Even if the remaining hydrocarbon fuels were relatively clean and easy to pump out of the ground, we would be facing a very significant fact. The amount of fuel just in the Canadian tar sands deposits is roughly equal to some large percentage of the total amount of fuel we’ve already used (around 1 trillion barrels). The Alberta tar sands hold about double what we’ve used so far. For the moment, forget about the dangers of building a pipeline or the environment of Alberta, Canada. Just focus on this fact: We are running out of liquid hydrocarbons and need to stop adding fossil Carbon to the atmosphere or we are in big trouble.

So here’s the question:  we have a way to access enough fuel to easily double or even triple the total amount of liquid hydrocarbon fuel we have used so far. What do we do?

The answer, obviously, must be: We don’t use that fuel. We just don’t take that path. We refuse to decide to step over this particular cliff. In reality, there is an added complexity that is actually potentially helpful. This is the fact that the new fuel source, the Alberta tar sands, are hard to use. They are in the middle of a continent, they are hard to extract oil from, the stuff that comes out is icky and hard to handle and refine, and the environmental costs and risks of extraction and distribution are quite large. So there is an irony here. There is a long list of reasons to not extract the tar sands fuel, but none of those reasons are the main reason to not extract them. Never mind the ground water in Alberta or Nebraska. Never mind how many jobs the Keystone XL pipeline may or may not produce. Never mind the shifting economics of where or how the refining of the fuel occurs or the potential environmental effects of transporting billions of gallons of fuel by ship across the sea. Sure, that is all important but it is not the point. The reason to not extract them is that we need to stop using fossil hydrocarbons. If we use that fuel, we will change the Earth’s atmosphere to a point where human existence on this planet cannot continue to look very much like it does now.
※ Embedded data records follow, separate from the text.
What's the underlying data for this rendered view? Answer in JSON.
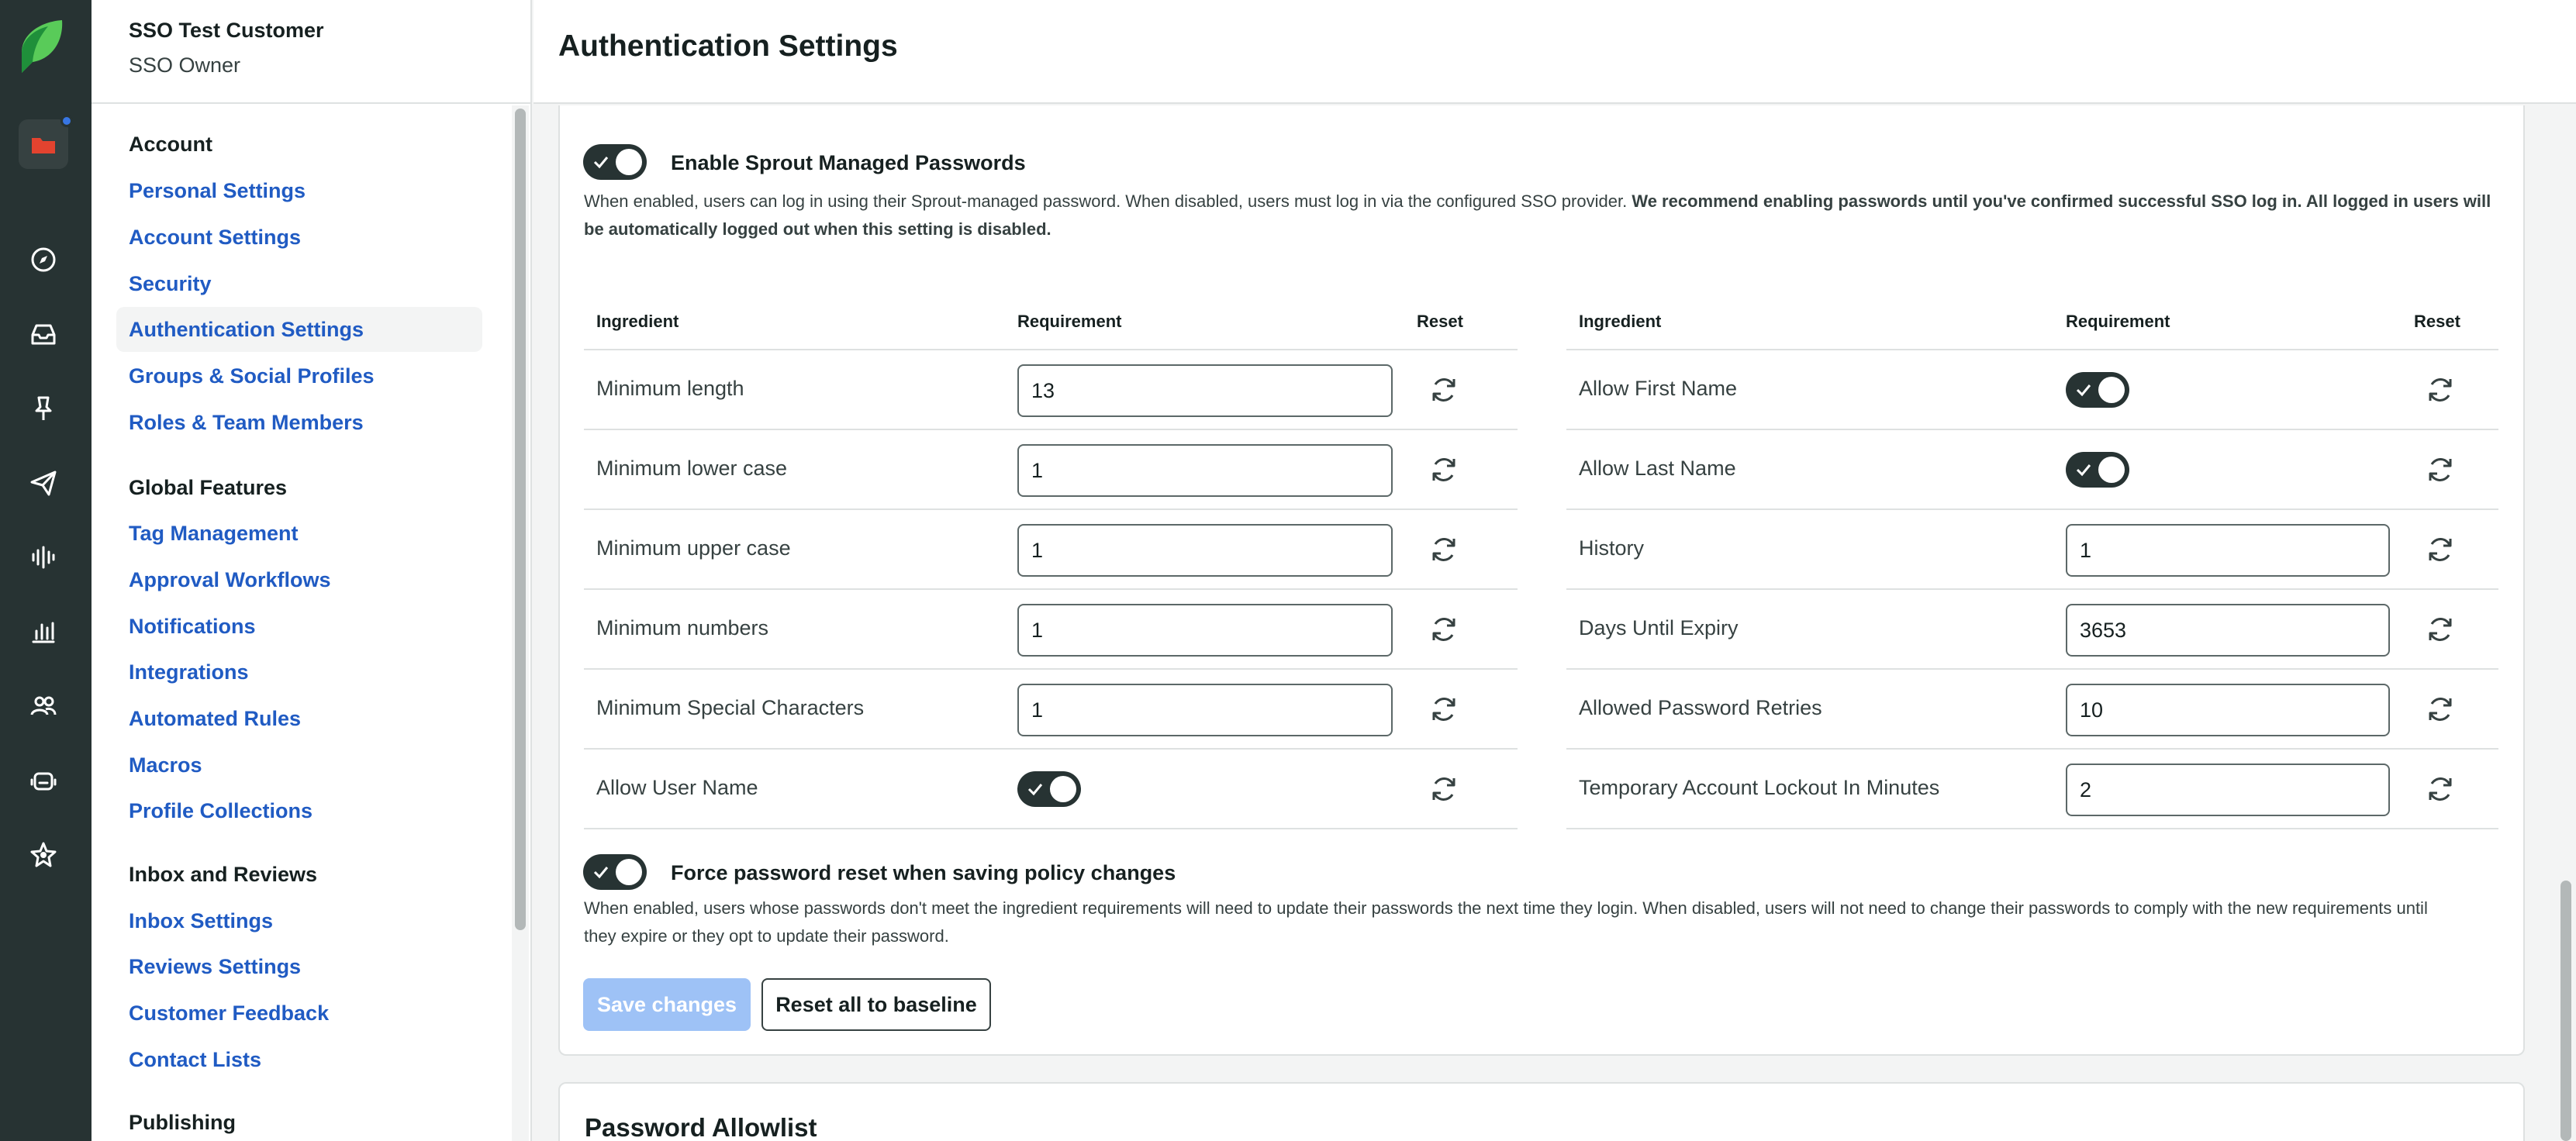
{
  "customer": {
    "name": "SSO Test Customer",
    "role": "SSO Owner"
  },
  "header": {
    "title": "Authentication Settings"
  },
  "sidebar": {
    "sections": [
      {
        "title": "Account",
        "items": [
          "Personal Settings",
          "Account Settings",
          "Security",
          "Authentication Settings",
          "Groups & Social Profiles",
          "Roles & Team Members"
        ]
      },
      {
        "title": "Global Features",
        "items": [
          "Tag Management",
          "Approval Workflows",
          "Notifications",
          "Integrations",
          "Automated Rules",
          "Macros",
          "Profile Collections"
        ]
      },
      {
        "title": "Inbox and Reviews",
        "items": [
          "Inbox Settings",
          "Reviews Settings",
          "Customer Feedback",
          "Contact Lists"
        ]
      },
      {
        "title": "Publishing",
        "items": []
      }
    ],
    "active_item": "Authentication Settings"
  },
  "sprout_passwords": {
    "label": "Enable Sprout Managed Passwords",
    "enabled": true,
    "description": "When enabled, users can log in using their Sprout-managed password. When disabled, users must log in via the configured SSO provider.",
    "description_bold": "We recommend enabling passwords until you've confirmed successful SSO log in. All logged in users will be automatically logged out when this setting is disabled."
  },
  "table": {
    "headers": {
      "ingredient": "Ingredient",
      "requirement": "Requirement",
      "reset": "Reset"
    },
    "left_rows": [
      {
        "ingredient": "Minimum length",
        "type": "input",
        "value": "13"
      },
      {
        "ingredient": "Minimum lower case",
        "type": "input",
        "value": "1"
      },
      {
        "ingredient": "Minimum upper case",
        "type": "input",
        "value": "1"
      },
      {
        "ingredient": "Minimum numbers",
        "type": "input",
        "value": "1"
      },
      {
        "ingredient": "Minimum Special Characters",
        "type": "input",
        "value": "1"
      },
      {
        "ingredient": "Allow User Name",
        "type": "toggle",
        "value": "on"
      }
    ],
    "right_rows": [
      {
        "ingredient": "Allow First Name",
        "type": "toggle",
        "value": "on"
      },
      {
        "ingredient": "Allow Last Name",
        "type": "toggle",
        "value": "on"
      },
      {
        "ingredient": "History",
        "type": "input",
        "value": "1"
      },
      {
        "ingredient": "Days Until Expiry",
        "type": "input",
        "value": "3653"
      },
      {
        "ingredient": "Allowed Password Retries",
        "type": "input",
        "value": "10"
      },
      {
        "ingredient": "Temporary Account Lockout In Minutes",
        "type": "input",
        "value": "2"
      }
    ]
  },
  "force_reset": {
    "label": "Force password reset when saving policy changes",
    "enabled": true,
    "description": "When enabled, users whose passwords don't meet the ingredient requirements will need to update their passwords the next time they login. When disabled, users will not need to change their passwords to comply with the new requirements until they expire or they opt to update their password."
  },
  "buttons": {
    "save": "Save changes",
    "reset_all": "Reset all to baseline"
  },
  "allowlist": {
    "title": "Password Allowlist"
  },
  "colors": {
    "nav_dark": "#273333",
    "link_blue": "#205bc3",
    "save_disabled": "#9ec2f6",
    "brand_green": "#59cb59"
  },
  "rail_icons": [
    "sprout-logo-icon",
    "folder-icon",
    "compass-icon",
    "inbox-icon",
    "pin-icon",
    "send-icon",
    "listening-icon",
    "reports-icon",
    "people-icon",
    "bot-icon",
    "star-icon"
  ]
}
If Obama says “no” to Keystone, will a pipeline be built anyway?

If we build the Keystone XL pipeline it will be because Obama gives it the go-ahead. It is essentially his decision at this point. It is a fallacy that if the US nixes the project that a new tar sands pipeline will be built anyway. The alternative routes to the sea are all difficult, expensive, and mostly move through territories where the opposition to any pipelines is pretty much intractable. Provincial and First Nation opposition is very strong. Also, the difference between heading south from Alberta vs. east or west is huge. Going west means crossing one of the world’s most formidable mountain chains. Going east means going a great distance, over smaller mountains and rugged terrain, and reaching a port that does not exist.

If Obama says no, that means no. So, why would he say yes? Two words: Big Oil. Ok, a few more words: Unprecedented wealth and power in the hands of a small number of people who control politics in the United States to such an extent that they can’t be ignored.

If the Keystone XL pipeline is not built, that oil will still flow out of Alberta, for example by train, but at a much slower rate. It flows out now, but the overall flow of Alberta tar sands oil is a small fraction now of what it could be. We need to keep it at a small fraction now, and eventually shut it down. Saying yes to Keystone XL will not accomplish that.

If the Keystone XL pipeline is built, the oil will be burned, and the amount of Carbon in our atmosphere will continue to rise at roughly its current rate, plus or minus, for many years and the worst expected scenarios for climate change will be well within the range of possibilities, and all of the medium to not so bad scenarios will happen for sure. There is not a reasonable argument that can be made that says that this is not true. It really will happen.